冬季北太平洋风暴轴的年代际变化特征及其可能影响机制

利用1958-2002年的ERA-40再分析资料,用谐波变换和EOF方法分析了冬季北太平洋风暴轴在年代际时间尺度上的变化特征,并通过回归分析的方法初步探讨了风暴轴年代际变化的可能影响机制.结果表明,在年代际时间尺度上,北太平洋风暴轴有两种主要模态,第1模态是风暴轴在其气候平均位置增强或减弱的主体一致变化型,其年代际变化受到上游涡旋强迫的影响,北大西洋强(弱)的涡旋活动,使得冬季北太平洋西风急流减弱(增强)、变宽(窄)、北抬(南压),同期北太平洋风暴轴活动偏强(弱),黑潮延续体区海表温度有偏暖(冷)的响应;第2模态是风暴轴中东部在气候平均位置南北两侧振荡的经向异常型,与太平洋年代际振荡(PDO)循环的暖(冷)位相相联系,下垫面海温非绝热加热的作用,激发加强(减弱)大气中类太平洋/北美遥相关型(PNA)的响应,引起大气斜压性异常偏南(北),使得风暴轴整体南压(北抬),且中东部向东南(北)方向移动.因此,冬季北太平洋风暴轴的年代际变化不仅是局地波-流相互作用的结果,还应考虑上游涡旋活动和海温热力强迫的作用.

Inter decadal variation characteristics of winter North Pacific storm tracks and its possible influencing mechanism.

The temporal and spatial characteristics of winter storm tracks in the North Pacific are analyzed on the inter decadal scale by using harmonious wave analysis and EOF analysis method based on the ERA 40 data (1958-2002).
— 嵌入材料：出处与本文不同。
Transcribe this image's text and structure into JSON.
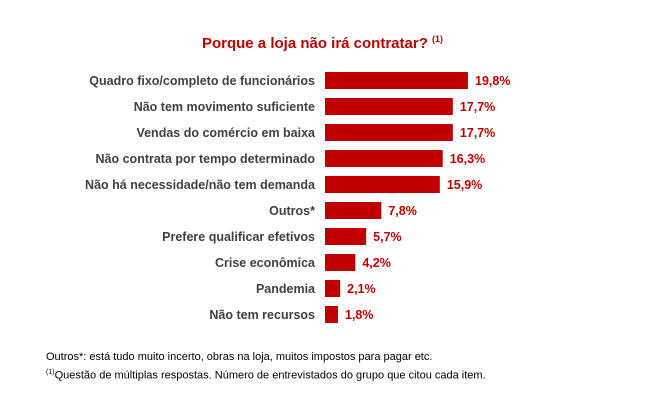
{
  "chart_data": {
    "type": "bar",
    "orientation": "horizontal",
    "title": "Porque a loja não irá contratar?",
    "title_note_marker": "(1)",
    "categories": [
      "Quadro fixo/completo de funcionários",
      "Não tem movimento suficiente",
      "Vendas do comércio em baixa",
      "Não contrata por tempo determinado",
      "Não há necessidade/não tem demanda",
      "Outros*",
      "Prefere qualificar efetivos",
      "Crise econômica",
      "Pandemia",
      "Não tem recursos"
    ],
    "values": [
      19.8,
      17.7,
      17.7,
      16.3,
      15.9,
      7.8,
      5.7,
      4.2,
      2.1,
      1.8
    ],
    "value_labels": [
      "19,8%",
      "17,7%",
      "17,7%",
      "16,3%",
      "15,9%",
      "7,8%",
      "5,7%",
      "4,2%",
      "2,1%",
      "1,8%"
    ],
    "bar_color": "#c00000",
    "label_color": "#404040",
    "value_color": "#c00000",
    "grid": false,
    "legend": "none"
  },
  "footnotes": {
    "outros_note": "Outros*: está tudo muito incerto, obras na loja, muitos impostos para pagar etc.",
    "marker": "(1)",
    "question_note": "Questão de múltiplas respostas. Número de entrevistados do grupo que citou cada item."
  }
}
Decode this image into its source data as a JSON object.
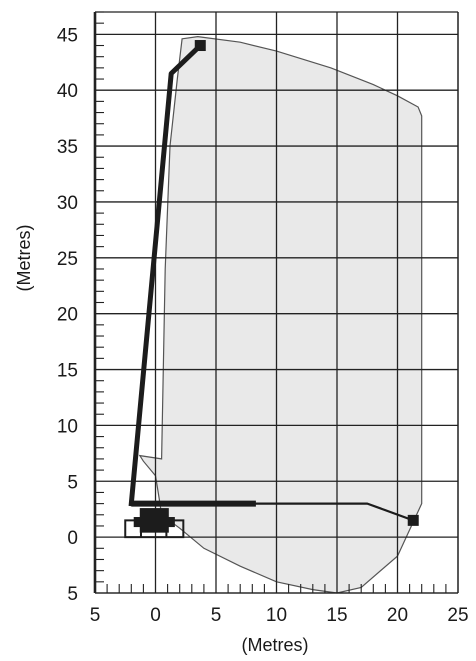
{
  "chart_data": {
    "type": "line",
    "title": "",
    "xlabel": "(Metres)",
    "ylabel": "(Metres)",
    "xlim": [
      -5,
      25
    ],
    "ylim": [
      -5,
      47
    ],
    "x_ticks": [
      -5,
      0,
      5,
      10,
      15,
      20,
      25
    ],
    "x_tick_labels": [
      "5",
      "0",
      "5",
      "10",
      "15",
      "20",
      "25"
    ],
    "y_ticks": [
      -5,
      0,
      5,
      10,
      15,
      20,
      25,
      30,
      35,
      40,
      45
    ],
    "y_tick_labels": [
      "5",
      "0",
      "5",
      "10",
      "15",
      "20",
      "25",
      "30",
      "35",
      "40",
      "45"
    ],
    "grid": true,
    "colors": {
      "envelope_fill": "#e9e9e9",
      "envelope_stroke": "#555555",
      "boom": "#1c1c1c",
      "grid": "#222222"
    },
    "working_envelope": {
      "x": [
        2.2,
        3.5,
        7,
        10,
        14.5,
        18,
        20,
        21.7,
        22,
        22,
        20,
        17,
        15,
        13,
        10,
        7,
        4,
        2,
        0.5,
        0.3,
        0,
        -1,
        -1.3,
        0.5,
        0.8,
        1.2,
        1.8,
        2.2
      ],
      "y": [
        44.6,
        44.8,
        44.3,
        43.5,
        42,
        40.5,
        39.5,
        38.5,
        37.7,
        3,
        -1.7,
        -4.5,
        -5,
        -4.7,
        -4,
        -2.6,
        -1,
        0.8,
        2,
        3.5,
        5.5,
        6.8,
        7.3,
        7,
        24,
        35,
        41,
        44.6
      ]
    },
    "boom_vertical": {
      "x": [
        -2,
        1.3,
        3.7
      ],
      "y": [
        3,
        41.5,
        44
      ]
    },
    "boom_horizontal": {
      "x": [
        -2,
        11,
        17.5,
        21.3
      ],
      "y": [
        3,
        3,
        3,
        1.5
      ]
    },
    "boom_base_section": {
      "x": [
        -2,
        8.3
      ],
      "y": [
        3,
        3
      ]
    },
    "platforms": [
      {
        "x": 3.7,
        "y": 44
      },
      {
        "x": 21.3,
        "y": 1.5
      }
    ]
  }
}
The influencing mechanism is also discussed through regression analysis with atmospheric circulation and sea surface temperature anomalies as a regressor. The results show that there are two main inter decadal scale variation modes of the storm tracks in the North Pacific during winter. The first mode depicts the variation of storm track against its climatological position, relating to the impact of the remote eddy forcing anomaly over the Atlantic area. The stronger (weaker) Atlantic eddy activity may cause the winter North Pacific westerly jet to become weaker (stronger), broader (narrower) and more northward (southward) and thus cause stronger (weaker) Pacific storm activities as well as a response of local warmer (cooler) SST over the Kuroshio current extension. The second mode depicts a meridional seesaw variation over the storm track, which is associated with the influence of the Pacific Decadal Oscillation (PDO) modes. The surface diabetic heat forcing may enhance (reduce) the PNA like teleconnection pattern response in 500 hPa height field, cause more baroclinicity abnormally to the south (north), and thus lead the storm track to wholly shifting southard (northward) with its eastern part to migrating to a southern location so that the track appears sloping toward the southeast (northeast). Therefore, the Pacific storm track variations on the inter decadal scale are not only caused by the local eddy zonal mean flow interaction, but also by the remote eddy forcing and diabetic heating effect of SST.